Two people from two different families, might as well be different cultures, have to coordinate how they relate to each other and share the love they passionately feel for one another. In the dating process, they’re learning a brand new language, a new system, a new set of options, a new vision, and a new concept of trust.
Trust being the most critical of the list… and least valued by the dating couple. Why do I say least valued? People consider trust to be about cheating or not cheating. However, trust is affecting everything about the budding union.
Do I trust you with my money? Do I trust you with showing up on time? Do I trust you to keep my shared thoughts, ideas, feelings, as secret as I do? Do I trust you to safeguard the most vulnerable aspects of my heart no one else has access to?
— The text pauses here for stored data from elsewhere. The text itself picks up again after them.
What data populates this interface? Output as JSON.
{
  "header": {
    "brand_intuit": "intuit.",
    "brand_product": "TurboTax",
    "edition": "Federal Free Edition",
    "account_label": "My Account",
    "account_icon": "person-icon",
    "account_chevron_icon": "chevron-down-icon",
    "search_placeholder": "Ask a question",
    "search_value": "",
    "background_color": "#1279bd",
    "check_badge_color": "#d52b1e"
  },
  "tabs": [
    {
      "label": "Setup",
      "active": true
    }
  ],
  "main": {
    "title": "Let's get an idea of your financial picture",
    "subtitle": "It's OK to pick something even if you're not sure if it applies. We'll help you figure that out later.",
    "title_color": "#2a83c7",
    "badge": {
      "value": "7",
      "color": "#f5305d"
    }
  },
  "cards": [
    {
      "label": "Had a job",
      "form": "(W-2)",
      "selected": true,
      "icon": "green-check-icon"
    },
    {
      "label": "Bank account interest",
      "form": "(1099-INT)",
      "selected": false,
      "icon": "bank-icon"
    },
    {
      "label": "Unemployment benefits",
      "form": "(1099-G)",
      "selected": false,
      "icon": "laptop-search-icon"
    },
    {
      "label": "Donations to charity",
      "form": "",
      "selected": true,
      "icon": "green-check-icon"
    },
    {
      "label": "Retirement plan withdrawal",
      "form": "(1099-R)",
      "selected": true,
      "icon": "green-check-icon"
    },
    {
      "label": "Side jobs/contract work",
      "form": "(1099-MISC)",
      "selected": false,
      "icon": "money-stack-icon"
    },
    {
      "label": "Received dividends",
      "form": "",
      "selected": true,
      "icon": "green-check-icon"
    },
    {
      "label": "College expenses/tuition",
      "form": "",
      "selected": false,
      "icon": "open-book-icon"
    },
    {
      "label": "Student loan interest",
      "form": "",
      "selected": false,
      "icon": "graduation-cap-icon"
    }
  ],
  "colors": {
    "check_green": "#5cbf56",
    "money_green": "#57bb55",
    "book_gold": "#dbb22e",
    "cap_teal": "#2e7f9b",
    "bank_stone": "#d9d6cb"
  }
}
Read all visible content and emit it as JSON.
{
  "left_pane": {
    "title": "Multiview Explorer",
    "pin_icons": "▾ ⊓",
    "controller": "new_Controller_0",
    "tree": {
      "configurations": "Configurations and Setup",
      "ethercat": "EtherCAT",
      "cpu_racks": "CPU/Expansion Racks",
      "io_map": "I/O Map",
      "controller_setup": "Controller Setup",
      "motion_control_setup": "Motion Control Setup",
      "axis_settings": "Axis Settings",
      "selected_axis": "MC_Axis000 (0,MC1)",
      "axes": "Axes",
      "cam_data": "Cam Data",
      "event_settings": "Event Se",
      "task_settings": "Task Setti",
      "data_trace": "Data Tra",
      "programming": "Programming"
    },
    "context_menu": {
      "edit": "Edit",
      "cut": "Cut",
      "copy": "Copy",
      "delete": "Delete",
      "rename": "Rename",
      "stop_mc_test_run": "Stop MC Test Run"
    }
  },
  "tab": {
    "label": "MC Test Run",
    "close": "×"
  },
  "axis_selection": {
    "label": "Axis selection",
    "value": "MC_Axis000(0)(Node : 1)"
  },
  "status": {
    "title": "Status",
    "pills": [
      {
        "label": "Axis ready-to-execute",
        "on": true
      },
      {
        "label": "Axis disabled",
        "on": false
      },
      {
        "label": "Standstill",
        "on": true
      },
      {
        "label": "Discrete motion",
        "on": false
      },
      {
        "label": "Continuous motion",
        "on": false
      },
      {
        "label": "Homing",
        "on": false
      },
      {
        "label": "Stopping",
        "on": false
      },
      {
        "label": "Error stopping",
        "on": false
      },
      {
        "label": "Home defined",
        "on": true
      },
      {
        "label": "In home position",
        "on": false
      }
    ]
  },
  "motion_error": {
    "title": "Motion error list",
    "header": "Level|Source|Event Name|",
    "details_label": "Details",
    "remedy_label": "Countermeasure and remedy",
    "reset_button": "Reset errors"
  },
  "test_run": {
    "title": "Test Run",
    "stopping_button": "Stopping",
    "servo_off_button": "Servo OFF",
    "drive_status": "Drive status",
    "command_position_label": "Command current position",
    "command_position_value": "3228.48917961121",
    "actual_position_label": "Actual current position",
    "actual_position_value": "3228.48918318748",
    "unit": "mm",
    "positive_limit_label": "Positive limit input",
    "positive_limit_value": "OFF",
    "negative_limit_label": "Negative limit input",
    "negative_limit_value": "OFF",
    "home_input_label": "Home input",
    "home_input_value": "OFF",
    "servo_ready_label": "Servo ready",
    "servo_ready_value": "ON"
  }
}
Do I trust you with health such that I won’t get sick from making love to you? Do I trust you to hold my reputation high? Do I trust you not to violate my honor on social media or in person? And the list goes on and on.
That takes time to sort out, understand, cherish, and build. Sadly, most men take this too lightly and women discount it too much. Yet, the few who figure it out, assume that everyone else can.
Dating is all about learning how to live a coordinated life. Finding someone who understands your style of dancing because it is also their style. Both literally and figuratively.
Once one finds a partner to coordinate a life with, the next step is to nurture that relationship to last for as long as the both of you live.
(while this blog post focuses on the construct of marriage, this applies just as well to those who opt to live together without the application of such a construct)
Expressions of love.
The wedding day and the whole vows ceremony is just a way of expressing love on a much higher level than before. This is the level where we’re asking our friends, our loved ones, our family, our community to be on standby to help us succeed in marriage. We’re asking people to be willing to share their wisdom to help us win at the journey of love in life.
It is not to have a bunch of people come eat us out of a bank account. It is not a time to get folks drunk so they act the fool. Sure, it’s a party. But it is more than just free food and debauchery. Society is celebrating the love that binds people together as they set on the journey of creating a legacy.
If the need to celebrate something this special was not necessary… then the wedding day would not be available in every single culture around the planet. Marriage, in all the various forms it exists, would not be in every single culture and language around the globe. The significance of this resides in the value of trust based love.
Communities have figured out that trust sustained love can keep people together and the passage of tradition can move on from generation to generation.
The whole point of celebrating it is to draw attention to the new rookies so that everyone is ready, willing, and able to support the neophytes into lasting love. If love wasn’t so important, society would not have made such a big deal to codify it into an institution (this is not taking anything away from the religious aspect… or the spiritual aspects of marriage. I’m just breaking it down in simple terms for all to understand)
As social beings, we are easily influenced by our surroundings. Temptations come. People will feel less loving during moments of their lives. Having the support of those who love us will help us navigate the unknown better. How? Someone else has been where you’re heading. They have made it. They’ve understood it. They can share it with you and help you through.